Music
really is a universal language
Cell Press
To watch this amazing performance on YouTube:
This is one of my favorite examples of the universality of music. Pavarotti's final public performance before his death at the 2006 Olympic games.
Every culture enjoys music and song, and those songs serve many different purposes: accompanying a dance, soothing an infant, or expressing love. Now, after analyzing recordings from all around the world, researchers reporting in Current Biology on January 25 show that vocal songs sharing one of those many functions tend to sound similar to one another, no matter which culture they come from.
As a result, people listening to those songs in any one of 60 countries could make accurate inferences about them, even after hearing only a quick 14-second sampling.
The findings are
consistent with the existence of universal links between form and function in
vocal music, the researchers say.
"Despite the
staggering diversity of music influenced by countless cultures and readily
available to the modern listener, our shared human nature may underlie basic
musical structures that transcend cultural differences," says Samuel Mehr
(@samuelmehr) at Harvard University.
"We show that our
shared psychology produces fundamental patterns in song that transcend our
profound cultural differences," adds co-first author of the study Manvir
Singh, also at Harvard. "This suggests that our emotional and behavioral responses
to aesthetic stimuli are remarkably similar across widely diverging
populations."
Across the animal kingdom, there are links between form and function in vocalization. For instance, when a lion roars or an eagle screeches, it sounds hostile to naive human listeners. But it wasn't clear whether the same concept held in human song.
Many people believe
that music is mostly shaped by culture, leading them to question the relation
between form and function in music, Singh says. "We wanted to find out if
that was the case or not."
In their first
experiment, Mehr and Singh's team asked 750 internet users in 60 countries to
listen to brief, 14-second excerpts of songs. The songs were selected
pseudo-randomly from 86 predominantly small-scale societies, including hunter-gatherers,
pastoralists, and subsistence farmers. Those songs also spanned a wide array of
geographic areas designed to reflect a broad sampling of human cultures.
After listening to
each excerpt, participants answered six questions indicating their perceptions
of the function of each song on a six-point scale.

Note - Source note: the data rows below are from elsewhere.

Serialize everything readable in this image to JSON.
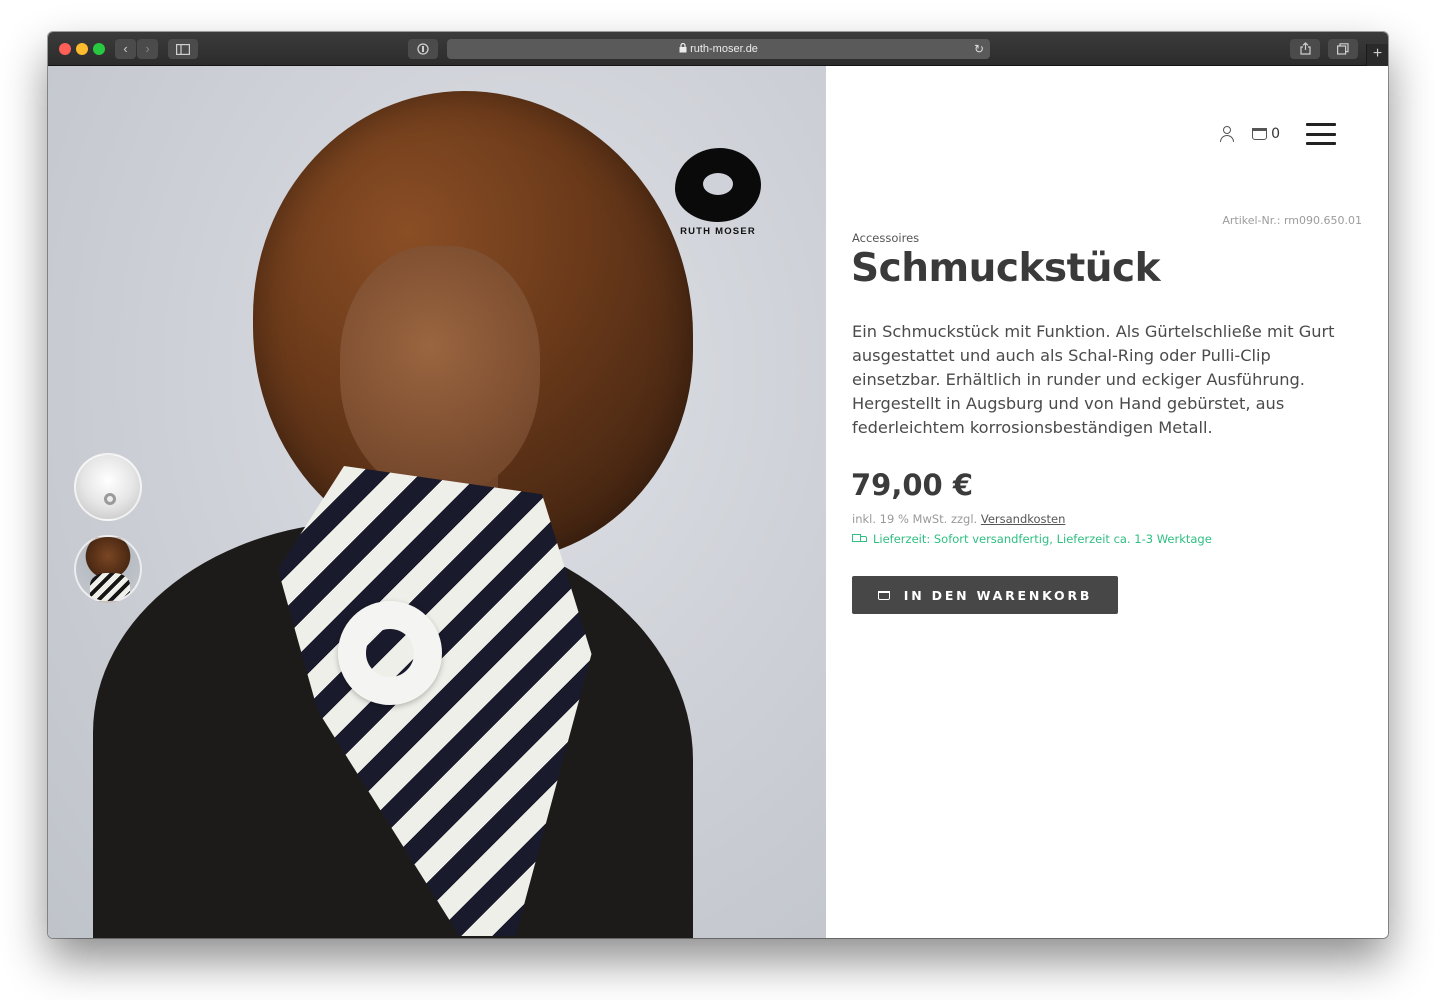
{
  "browser": {
    "url": "ruth-moser.de",
    "back_icon": "‹",
    "forward_icon": "›",
    "reload_icon": "↻",
    "newtab_icon": "+"
  },
  "brand": {
    "logo_text": "RUTH MOSER"
  },
  "header": {
    "cart_count": "0"
  },
  "product": {
    "article_nr": "Artikel-Nr.: rm090.650.01",
    "category": "Accessoires",
    "title": "Schmuckstück",
    "description": "Ein Schmuckstück mit Funktion. Als Gürtelschließe mit Gurt ausgestattet und auch als Schal-Ring oder Pulli-Clip einsetzbar. Erhältlich in runder und eckiger Ausführung. Hergestellt in Augsburg und von Hand gebürstet, aus federleichtem korrosionsbeständigen Metall.",
    "price": "79,00 €",
    "tax_prefix": "inkl. 19 % MwSt. zzgl.",
    "shipping_link": "Versandkosten",
    "delivery": "Lieferzeit: Sofort versandfertig, Lieferzeit ca. 1-3 Werktage",
    "add_to_cart": "IN DEN WARENKORB"
  },
  "colors": {
    "button_bg": "#474747",
    "delivery_green": "#2fbf82",
    "title_text": "#3a3a3a"
  },
  "icons": [
    "lock-icon",
    "user-icon",
    "basket-icon",
    "menu-icon",
    "truck-icon"
  ]
}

Those questions evaluated the degree to which listeners believed that each song was used (1) for dancing, (2) to soothe a baby, (3) to heal illness, (4) to express love for another person, (5) to mourn the dead, and (6) to tell a story. (In fact, none of the songs were used in mourning or to tell a story. Those answers were included to discourage listeners from an assumption that only four song types were actually present.)

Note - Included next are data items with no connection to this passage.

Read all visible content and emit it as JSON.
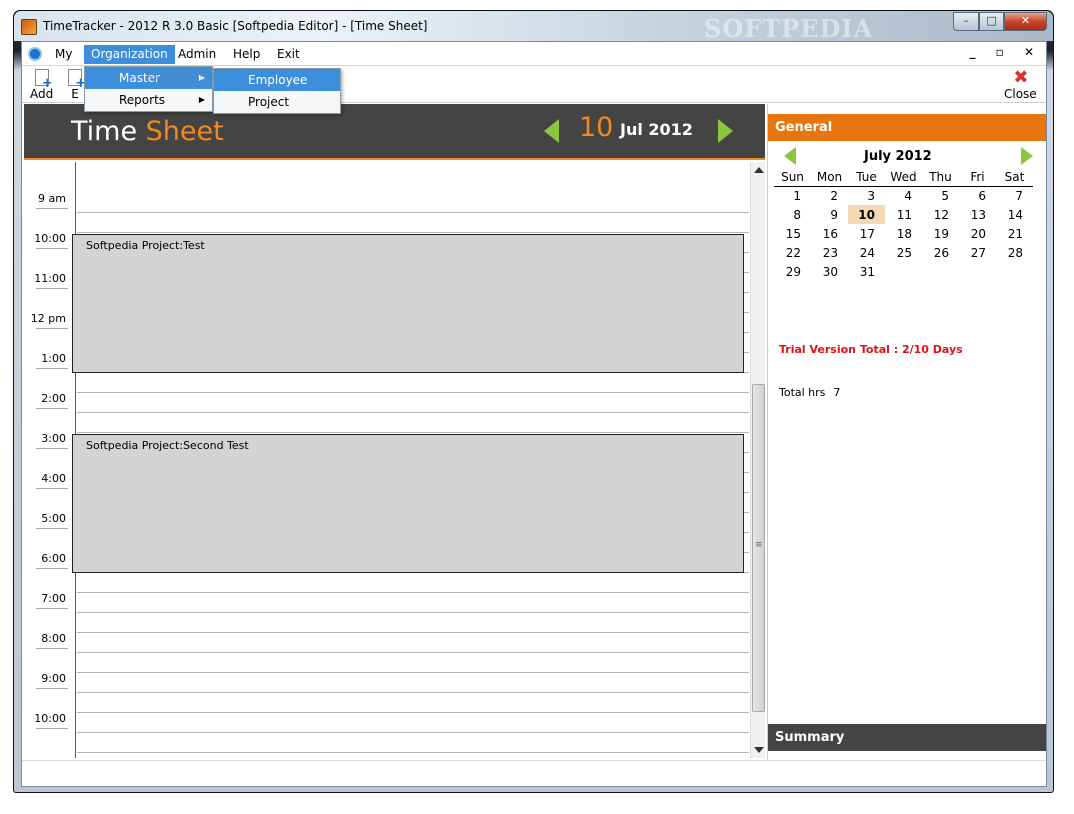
{
  "window": {
    "title": "TimeTracker - 2012 R 3.0 Basic [Softpedia Editor] - [Time Sheet]",
    "watermark": "SOFTPEDIA",
    "minimize": "–",
    "maximize": "□",
    "close": "✕"
  },
  "menubar": {
    "items": [
      "My",
      "Organization",
      "Admin",
      "Help",
      "Exit"
    ],
    "active": "Organization",
    "mdi_controls": "_ ▫ ✕"
  },
  "toolbar": {
    "add_label": "Add",
    "edit_label": "E",
    "close_label": "Close",
    "close_glyph": "✖"
  },
  "organization_menu": {
    "items": [
      {
        "label": "Master",
        "has_submenu": true
      },
      {
        "label": "Reports",
        "has_submenu": true
      }
    ],
    "watermark": "SOFTPEDIA",
    "arrow": "▶"
  },
  "master_submenu": {
    "items": [
      "Employee",
      "Project"
    ]
  },
  "header": {
    "title_part1": "Time",
    "title_part2": "Sheet",
    "day": "10",
    "month_year": "Jul 2012",
    "accent_color": "#f28a1d",
    "nav_color": "#8cc63e"
  },
  "schedule": {
    "time_labels": [
      "9 am",
      "10:00",
      "11:00",
      "12 pm",
      "1:00",
      "2:00",
      "3:00",
      "4:00",
      "5:00",
      "6:00",
      "7:00",
      "8:00",
      "9:00",
      "10:00"
    ],
    "events": [
      {
        "title": "Softpedia Project:Test"
      },
      {
        "title": "Softpedia Project:Second Test"
      }
    ],
    "scroll_grip": "≡"
  },
  "general": {
    "header": "General",
    "calendar": {
      "title": "July 2012",
      "weekdays": [
        "Sun",
        "Mon",
        "Tue",
        "Wed",
        "Thu",
        "Fri",
        "Sat"
      ],
      "weeks": [
        [
          "1",
          "2",
          "3",
          "4",
          "5",
          "6",
          "7"
        ],
        [
          "8",
          "9",
          "10",
          "11",
          "12",
          "13",
          "14"
        ],
        [
          "15",
          "16",
          "17",
          "18",
          "19",
          "20",
          "21"
        ],
        [
          "22",
          "23",
          "24",
          "25",
          "26",
          "27",
          "28"
        ],
        [
          "29",
          "30",
          "31",
          "",
          "",
          "",
          ""
        ]
      ],
      "selected": "10"
    },
    "trial_text": "Trial Version Total : 2/10 Days",
    "trial_color": "#e0111a",
    "hours_label": "Total hrs",
    "hours_value": "7"
  },
  "summary": {
    "header": "Summary"
  },
  "colors": {
    "orange": "#e8760e",
    "dark": "#444444",
    "menu_highlight": "#3d8fdb"
  }
}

Those questions evaluated the degree to which listeners believed that each song was used (1) for dancing, (2) to soothe a baby, (3) to heal illness, (4) to express love for another person, (5) to mourn the dead, and (6) to tell a story. (In fact, none of the songs were used in mourning or to tell a story. Those answers were included to discourage listeners from an assumption that only four song types were actually present.)
In total, participants
listened to more than 26,000 excerpts and provided more than 150,000 ratings
(six per song). The data show that, despite participants' unfamiliarity with
the societies represented, the random sampling of each excerpt, their very
short duration, and the enormous diversity of this music, the ratings
demonstrated accurate and cross-culturally reliable inferences about song
functions on the basis of song forms alone.
In a second, follow-up
experiment designed to explore possible ways in which people made those determinations
about song function, the researchers asked 1,000 internet users in the United
States and India to rate the excerpts for three "contextual"

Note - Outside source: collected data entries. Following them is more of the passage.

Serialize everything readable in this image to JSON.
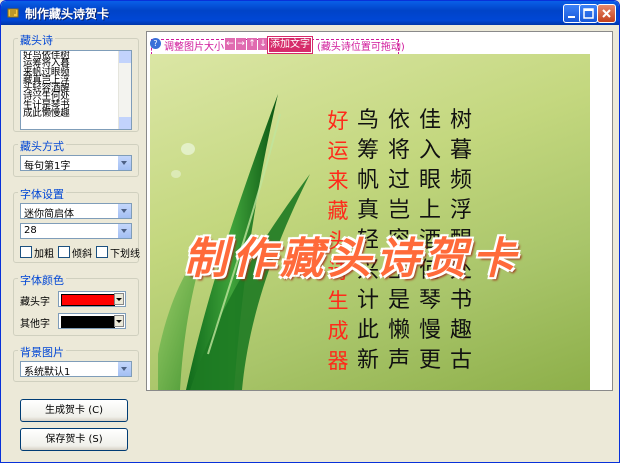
{
  "window": {
    "title": "制作藏头诗贺卡"
  },
  "left": {
    "poem_group": {
      "title": "藏头诗",
      "lines": [
        "好鸟依佳树",
        "运筹将入暮",
        "来帆过眼频",
        "藏真岂上浮",
        "头轻容酒醒",
        "诗兴生何处",
        "生计是琴书",
        "成此懒慢趣"
      ]
    },
    "mode_group": {
      "title": "藏头方式",
      "selected": "每句第1字"
    },
    "font_group": {
      "title": "字体设置",
      "font": "迷你简启体",
      "size": "28",
      "bold_label": "加粗",
      "italic_label": "倾斜",
      "underline_label": "下划线"
    },
    "color_group": {
      "title": "字体颜色",
      "head_label": "藏头字",
      "head_color": "#ff0000",
      "other_label": "其他字",
      "other_color": "#000000"
    },
    "bg_group": {
      "title": "背景图片",
      "selected": "系统默认1"
    },
    "generate_button": "生成贺卡 (C)",
    "save_button": "保存贺卡 (S)"
  },
  "preview": {
    "toolbar": {
      "help_icon": "?",
      "resize_label": "调整图片大小",
      "arrows": [
        "←",
        "→",
        "↑",
        "↓"
      ],
      "add_text_label": "添加文字",
      "drag_hint": "(藏头诗位置可拖动)"
    },
    "card": {
      "columns": [
        [
          "好",
          "运",
          "来",
          "藏",
          "头",
          "诗",
          "生",
          "成",
          "器"
        ],
        [
          "鸟",
          "筹",
          "帆",
          "真",
          "轻",
          "兴",
          "计",
          "此",
          "新"
        ],
        [
          "依",
          "将",
          "过",
          "岂",
          "容",
          "生",
          "是",
          "懒",
          "声"
        ],
        [
          "佳",
          "入",
          "眼",
          "上",
          "酒",
          "何",
          "琴",
          "慢",
          "更"
        ],
        [
          "树",
          "暮",
          "频",
          "浮",
          "醒",
          "处",
          "书",
          "趣",
          "古"
        ]
      ],
      "headline": "制作藏头诗贺卡",
      "head_color": "#ff2a1a",
      "body_color": "#111111"
    }
  }
}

features: (1) number of singers, (2) gender of singer(s), and (3) number of
instruments. They also rated them for seven subjective musical features: (1)
melodic complexity, (2) rhythmic complexity, (3) tempo, (4) steady beat, (5)
arousal, (6) valence, and (7) pleasantness.
An analysis of those
data showed that there was some relationship between those various features and
song function. But it wasn't enough to explain the way people were able to so
reliably detect a song's function.
Mehr and Singh say
that one of the most intriguing findings relates to the relationship between
lullabies and dance songs. "Not only were users best at identifying songs
used for those functions, but their musical features seem to oppose each other
in many ways," Mehr says.
Dance songs were generally faster, rhythmically and melodically complex, and perceived by participants as "happier" and "more exciting"; lullabies, on the other hand, were slower, rhythmically and melodically simple, and perceived as "sadder" and "less exciting."
Dance songs were generally faster, rhythmically and melodically complex, and perceived by participants as "happier" and "more exciting"; lullabies, on the other hand, were slower, rhythmically and melodically simple, and perceived as "sadder" and "less exciting."
The researchers say
they are now conducting these tests in listeners who live in isolated,
small-scale societies and have never heard music other than that of their own
cultures. They are also further analyzing the music of many cultures to try to
figure out how their particular features relate to function and whether those
features themselves might be universal.